Last week the midwife told me that I would be doing the one- hour glucose test at my next apt. I explained to her that I do not normally eat sugar and that I was pretty sure I would have a major reaction to such a sugar binge, regardless of whether I had gestational diabetes. I'm pretty sure I would throw up everywhere. Anyways, I told her that another midwife practice I had researched offered a fingerstick instead. So she told me to find out exactly what they did and she would look into it. I e-mailed my doula (who is also a midwife :) and she gave me this info:
"the information can be found in anne frye's textbook: holistic midwifery volume 1..... Standard ob testing involves a glucose load of at least 50 g. Some women react badly to this especially if they do not normally eat a lot of sugar normally. It will be a type of shock reaction (starvation diabetes) and not true diabetes... The pancreas can not produce insulin quickly enough after a sugar load such as this and makes the mother feel sick.
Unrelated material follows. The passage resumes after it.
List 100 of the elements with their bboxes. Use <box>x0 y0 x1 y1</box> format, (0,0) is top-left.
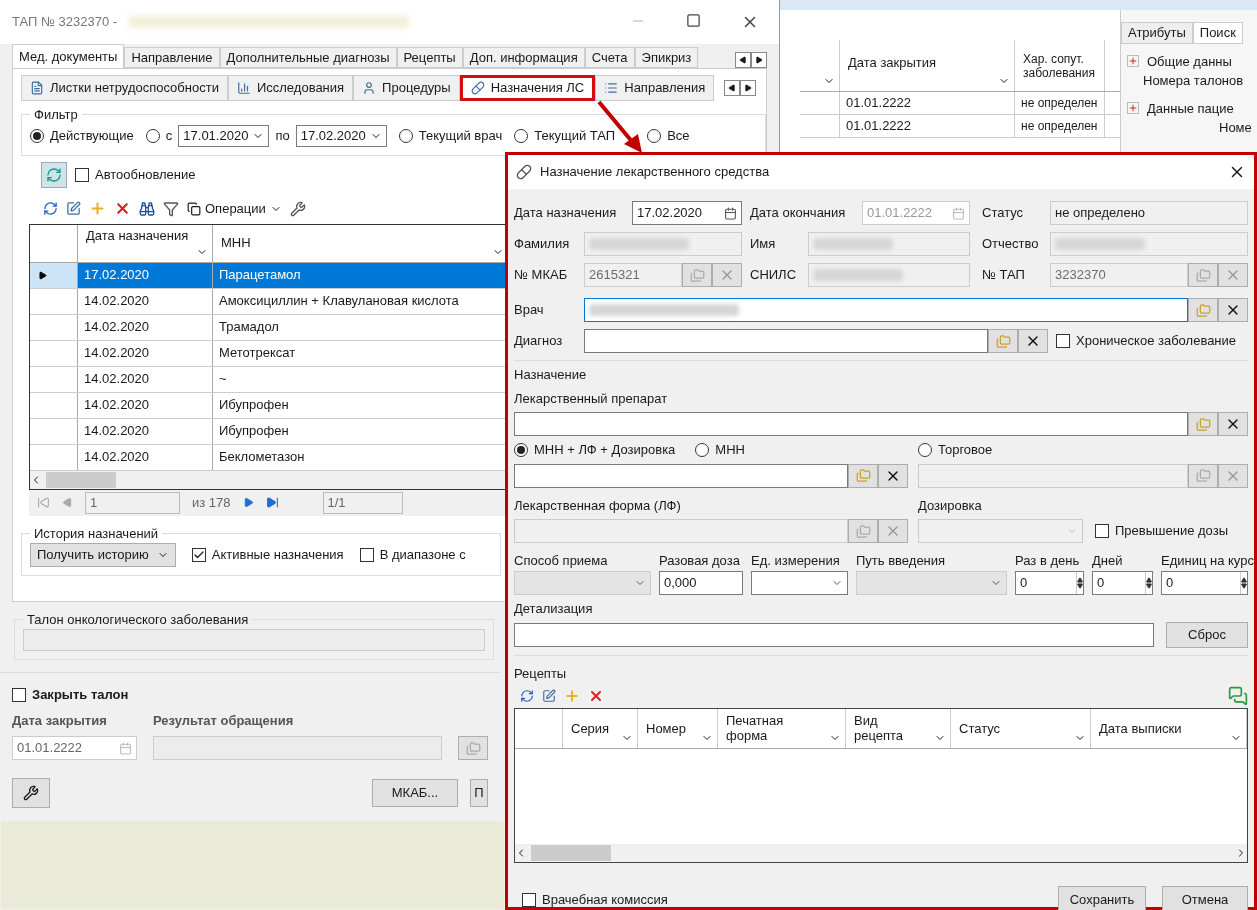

Then when the pancreas catches up to produce the insulin it can cause a sugar crash appearing to be hypoglycemia. What we do is counsel dietary intake and exercise for prevention of gd and preeclampsia. You can do a fingerstick about an hr after a good meal. If it indicates hyperglycemia then further testing is warranted. Another way to screen is a first morning stick after overnight fast and should be less than 120. But keep in mind the midwifery model of care differs from the medical model so the standard ob procedure has been the glucose drink "
I sent the info to my midwife practice and they said it made sense and it would be fine for me to do the fingerstick instead of the glucose sugar rush test! I was amazed. The big OB practice that I used with my previous two pregnancies would never have agreed to deviating from the norm. I am so thankful that I switched to a small midwife practice!